When the past gets under your skin, it doesn’t let go – as a long lost son discovers when he returns to the place he grew up in this suspenseful drama that is one of the highlights of the 2022 Italian Film Festival.

Sep 27, 2022, updated Sep 27, 2022

Felice (Pierfrancesco Favino) is a gentle, loving son who returns after 40 years from Egypt to the crumbled, faded charms of his old neighbourhood in Naples. He is there to see his frail and elderly mother (the wonderful Aurora Quattrocchi), who he finds in a dingy downstairs flat, forced out of her much nicer one upstairs by the local standover boss, Oreste Spasiano (Tommaso Ragno).

The story is a slow burn and requires patience as small hints are dropped and we start to piece together a bigger story. Felice quizzes an old friend of his mother about the whereabouts of a childhood friend but the man pretends not to know. We realise he is talking about Oreste, and eventually – with the help of grainy flashbacks – we see them together as teenagers, riding around pillion on a motorbike. Friends for life, they thought.

As the memories flood back, Felice delays his return to Cairo.

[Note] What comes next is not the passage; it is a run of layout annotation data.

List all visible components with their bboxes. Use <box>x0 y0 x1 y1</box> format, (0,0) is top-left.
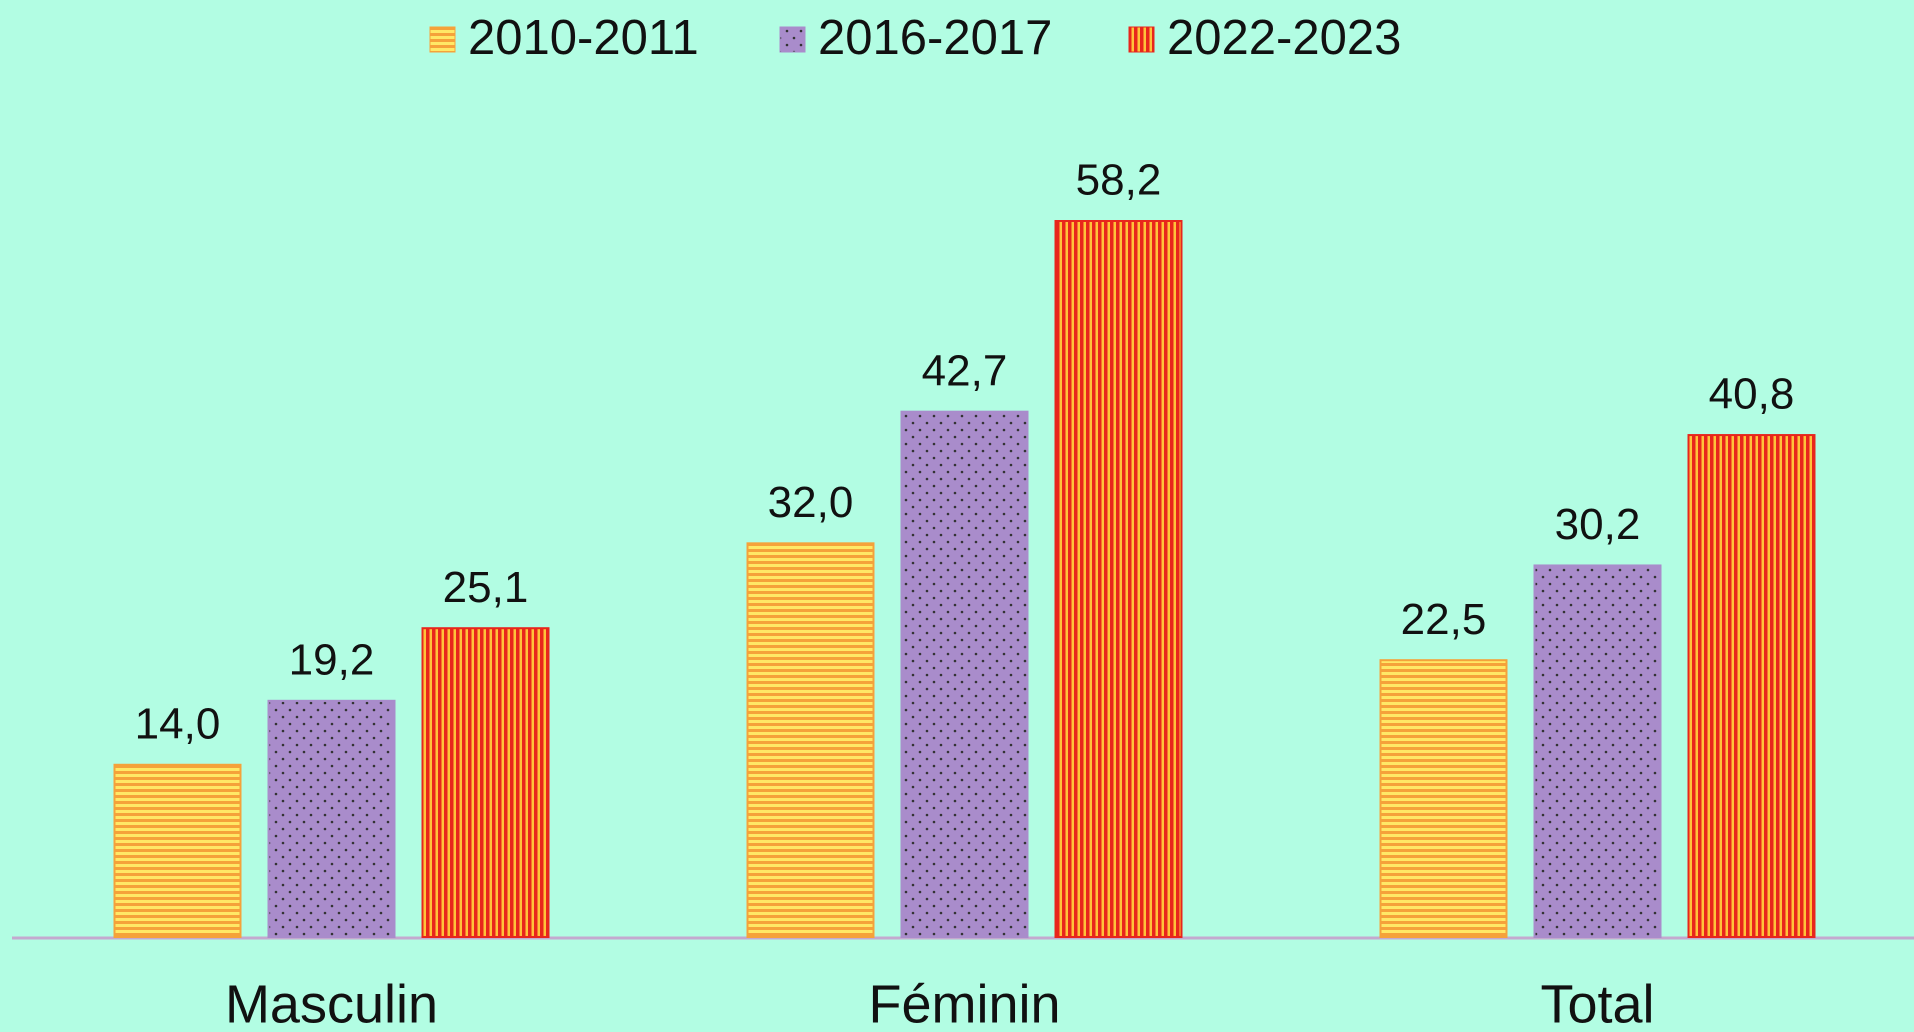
legend-swatch <box>429 26 456 53</box>
bar <box>421 627 550 938</box>
value-label: 25,1 <box>443 563 529 612</box>
legend-swatch <box>779 26 806 53</box>
x-tick-label: Masculin <box>225 974 438 1032</box>
bar <box>1687 434 1816 938</box>
bar <box>1054 220 1183 938</box>
legend-label: 2022-2023 <box>1167 11 1401 65</box>
bar <box>1379 659 1508 938</box>
bar <box>746 542 875 938</box>
bar <box>900 410 1029 939</box>
x-tick-label: Féminin <box>868 974 1060 1032</box>
bar <box>267 699 396 939</box>
value-label: 32,0 <box>768 478 854 527</box>
x-tick-label: Total <box>1540 974 1654 1032</box>
value-label: 19,2 <box>289 635 375 684</box>
legend-label: 2016-2017 <box>818 11 1052 65</box>
legend-swatch <box>1128 26 1155 53</box>
value-label: 14,0 <box>135 699 221 748</box>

He finds his mother a garden flat for her last days and begins to fall into the rhythms of Italian life. His Islamic rituals, followed at the start, are now barely observed and he starts to look for a house, thinking he might live here. His mother dies, but he stays on and befriends the local priest, Padre Luigi (Francesco Di Leva), who offers much more than pastoral support. In this Italian neighbourhood, the priest is a player.

Then the secret lands and we see there is unfinished business between Felice and Oreste. Felice’s experience remains frozen at the time he was sent away overnight by his family to Lebanon. From there, he found his way to a new life, with a job and a wife in Cairo. But he still loves and misses his friend, and wants to make things right. Oreste, though, felt abandoned and has grown embittered. He lives in a thug’s prison, protected by gun-toting security and trusting no one.

The story is quintessentially Italian in its emphasis on honour and the problematic bonds of family and brotherhood. It is Padre Luigi who introduces Felice around, and in doing so throws a shadow of protection over him. It is also Padre Luigi who tells him it is in everyone’s interests for him to leave.

Favino ­– a familiar face from the Italian film The Traitor, with Hollywood crossovers in World War Z and Rush – brings a bemused affection to the role, even as the atmosphere grows more tense. He has the best of intentions as he looks forward to building a new life from the old. If only everyone felt the same.

Nostalgia is showing as part of the Italian Film Festival, which is at Palace Nova Eastend Cinemas and Palace Nova Prospect until October 16 (timetable here).